De eerste Europakaarten zijn gemaakt zonder dat er opmetingen waren gedaan. Ze zijn zeer fantasierijk: de hele kust van Europa ligt in een rechte lijn en de onderlinge ligging van steden en rivieren is raadselachtig onjuist. Pas in de zestiende eeuw kwamen de kaarten, waarvoor Jacob van Deventer in opdracht van Philips II opmetingen deed. Hij verrichtte driehoeksmetingen tussen de kerktorens van de steden en dorpen. Vandaar, dat Drenthe niet in kaart werd gebracht. Dat gebeurde — en dan nog maar gedeeltelijk — pas een eeuw later. Drenthe met zijn venen en moerassen en zijn weinig hoge torens was te moeilijk te bemeten. Vandaar ook, dat de grens tussen Groningen en Drenthe een kaarsrechte lijn is, door Johan Sems op zijn kaart in 1631 getrokken tussen de Martinitoren en het klooster Ter Apel. Hij moet bar mooi weer hebben gehad om de richting van die lijn te kunnen vaststellen.

Behalve de zeldzame, originele kaarten is er een kleine tentoonstelling ingericht over de Lauwerszee.
Ik heb er met bewondering het gave verslag uit de handelingen van het Genootschap ter Bevordering van de Nijverheid gelezen over de dijkdoorbraak in de Westpolder in 1877, een jaar na het gereedkomen van deze dijk. Alle plannen tot indijking van de Lauwerszee uit de vorige eeuw („Allemaal gestrand op geldgebrek”) zijn voorhanden.

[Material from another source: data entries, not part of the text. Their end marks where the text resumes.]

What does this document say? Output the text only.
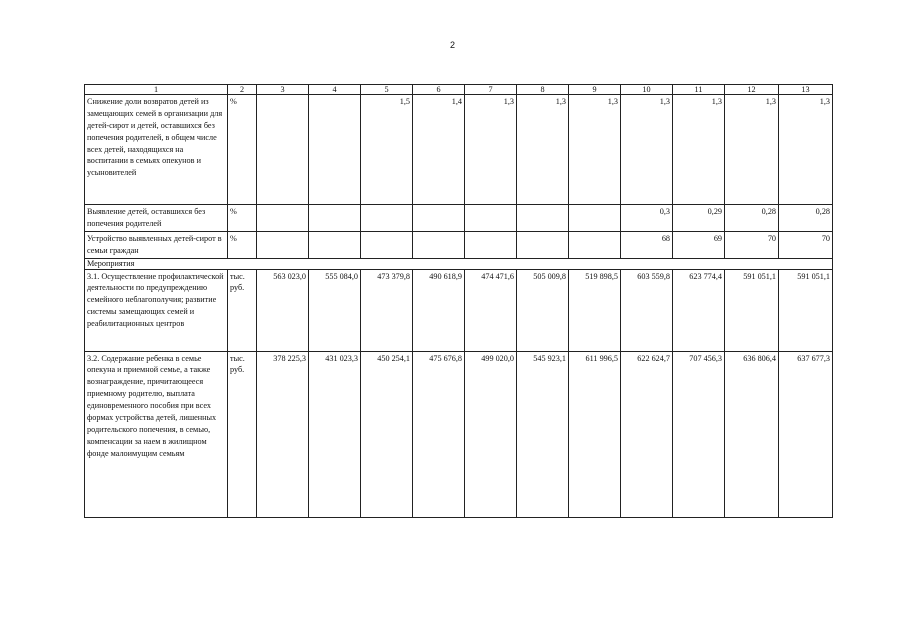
2
1	2	3	4	5	6	7	8	9	10	11	12	13
Снижение доли возвратов детей из замещающих семей в организации для детей-сирот и детей, оставшихся без попечения родителей, в общем числе всех детей, находящихся на воспитании в семьях опекунов и усыновителей	%			1,5	1,4	1,3	1,3	1,3	1,3	1,3	1,3	1,3
Выявление детей, оставшихся без попечения родителей	%								0,3	0,29	0,28	0,28
Устройство выявленных детей-сирот в семьи граждан	%								68	69	70	70
Мероприятия												
3.1. Осуществление профилактической деятельности по предупреждению семейного неблагополучия; развитие системы замещающих семей и реабилитационных центров	тыс. руб.	563 023,0	555 084,0	473 379,8	490 618,9	474 471,6	505 009,8	519 898,5	603 559,8	623 774,4	591 051,1	591 051,1
3.2. Содержание ребенка в семье опекуна и приемной семье, а также вознаграждение, причитающееся приемному родителю, выплата единовременного пособия при всех формах устройства детей, лишенных родительского попечения, в семью, компенсации за наем в жилищном фонде малоимущим семьям	тыс. руб.	378 225,3	431 023,3	450 254,1	475 676,8	499 020,0	545 923,1	611 996,5	622 624,7	707 456,3	636 806,4	637 677,3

„We hebben er even wat gezellige dingen aan toegevoegd”, zegt mevrouw Cleveringa. Die gezellige dingen zijn dan litho’s van Johan Faber, die zich veel door het wad heeft laten inspireren, tekeningen van Jelle Hartsema bij gedichten over de zee, het wad en de vissers van David Hartsema en werk van Jan Boer.

Mevrouw T. P. Clevering-Meijer tussen de oude kaarten. In haar hand heeft ze een Ptolomeus-atlas (± 1500). De uiterst rechtse kaart is de beroemde kaart van de Kerstvloed 1717, gemaakt door de Neurenberger Joh. Bapt. Homann.